Si no fuera por los barrotes la cosa iría más o menos bien. Por lo menos iría. Así como estamos no va para ninguna parte. En lo que a mí respecta al menos. Las comodidades son mínimas. No hace ni frío ni calor y eso es bueno. Comida hay de la que se te ocurra. Todo. Igual no alcanza. Nunca nada alcanza. Algunas compañías parecen molestar. A lo mejor es que me fui poniendo grande y pretencioso. Vaya uno a saber.

Antes tuve otra vida. Una vida. Aunque no me lo quieran creer, hay quienes sostienen que a un pájaro de mi calaña no se le puede creer nada. Yo supe estar en una jaula gigantesca. Pajarera la llamaba el viejo que la administraba. Con fuente de agua y todo. Había aves de varias clases. Palomas mensajeras. Cabecitas negra, jilgueros. Hasta una pajarita de pico naranja, puta como una gallina, que a mí no me dejaba acercar a veinte centímetros.

—Yo soy del tordo —decía y me mostraba el culo y se iba. El tordo cuando estaba de humor pelaba la pija ahí nomás y se la clavaba delante de todos. Parecía un paisano montando un potro salvaje en una doma.

Muchos se hacían los que no veían, simulando que no pasaba nada. Yo no. Me dolía verla tan cerca e inalcanzables. De  todas manera como a mi me gusta mirar, no podía hacer nada al respecto y me sodomizaba viéndolos, oyéndolos. Oliéndolos.

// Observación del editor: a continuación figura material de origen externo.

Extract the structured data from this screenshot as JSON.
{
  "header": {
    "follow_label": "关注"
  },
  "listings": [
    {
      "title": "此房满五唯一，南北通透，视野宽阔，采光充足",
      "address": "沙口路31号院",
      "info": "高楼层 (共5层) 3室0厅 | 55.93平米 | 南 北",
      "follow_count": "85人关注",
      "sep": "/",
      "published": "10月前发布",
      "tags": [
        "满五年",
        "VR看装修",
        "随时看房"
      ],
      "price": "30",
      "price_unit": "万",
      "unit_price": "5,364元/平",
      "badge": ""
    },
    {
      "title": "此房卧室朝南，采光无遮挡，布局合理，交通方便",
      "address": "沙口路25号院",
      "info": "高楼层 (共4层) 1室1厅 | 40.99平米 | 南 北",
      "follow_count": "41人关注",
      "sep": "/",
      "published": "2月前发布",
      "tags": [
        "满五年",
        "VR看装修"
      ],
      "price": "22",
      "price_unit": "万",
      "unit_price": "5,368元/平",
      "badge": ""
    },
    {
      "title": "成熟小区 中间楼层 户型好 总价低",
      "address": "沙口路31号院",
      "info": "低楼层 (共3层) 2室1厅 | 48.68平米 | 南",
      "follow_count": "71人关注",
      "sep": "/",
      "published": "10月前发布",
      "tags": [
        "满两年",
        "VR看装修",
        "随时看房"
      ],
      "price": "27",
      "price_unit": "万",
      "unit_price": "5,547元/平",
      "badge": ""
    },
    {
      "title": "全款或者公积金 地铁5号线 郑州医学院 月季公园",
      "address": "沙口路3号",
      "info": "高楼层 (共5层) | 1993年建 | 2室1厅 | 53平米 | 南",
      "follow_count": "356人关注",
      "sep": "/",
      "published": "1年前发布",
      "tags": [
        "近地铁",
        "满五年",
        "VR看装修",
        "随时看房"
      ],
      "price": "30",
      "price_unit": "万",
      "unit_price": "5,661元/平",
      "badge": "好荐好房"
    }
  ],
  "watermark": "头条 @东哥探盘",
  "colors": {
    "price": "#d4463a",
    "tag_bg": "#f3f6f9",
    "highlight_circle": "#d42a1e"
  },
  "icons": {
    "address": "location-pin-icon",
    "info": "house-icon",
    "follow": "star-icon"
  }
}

En varias oportunidades tomé la drástica decisión de quitarme la vida. Me subía a la rama más alta del árbol que crecía en medio de la pajarera y volaba con toda furia contra el tejido que nos mantenía en cautiverio. Las fuerzas se me terminaban agotando y no me moría nunca.

—No hay forma —me decía el gorrión.

—Es un tejido flexible. Ni siquiera te raspa.

En esas oportunidades el clima se enrarecía y algunas veces el viejo venia y me tiraba un chorro de agua para que me calmara. Otras veces me agarraba y llevaba a la cocina dónde él pasaba la mayor parte de su tiempo. Me arrancaba algunas plumas y me metía la cabeza dentro de un brebaje que llamaba vino. Al ratito nomás comenzaba a sentirme mareado y me devolvía a la pajarera con los demás. Me costaba levantar vuelo. Buscaba un rincón tranquilo y allí me quedaba sintiendo las burlas del resto.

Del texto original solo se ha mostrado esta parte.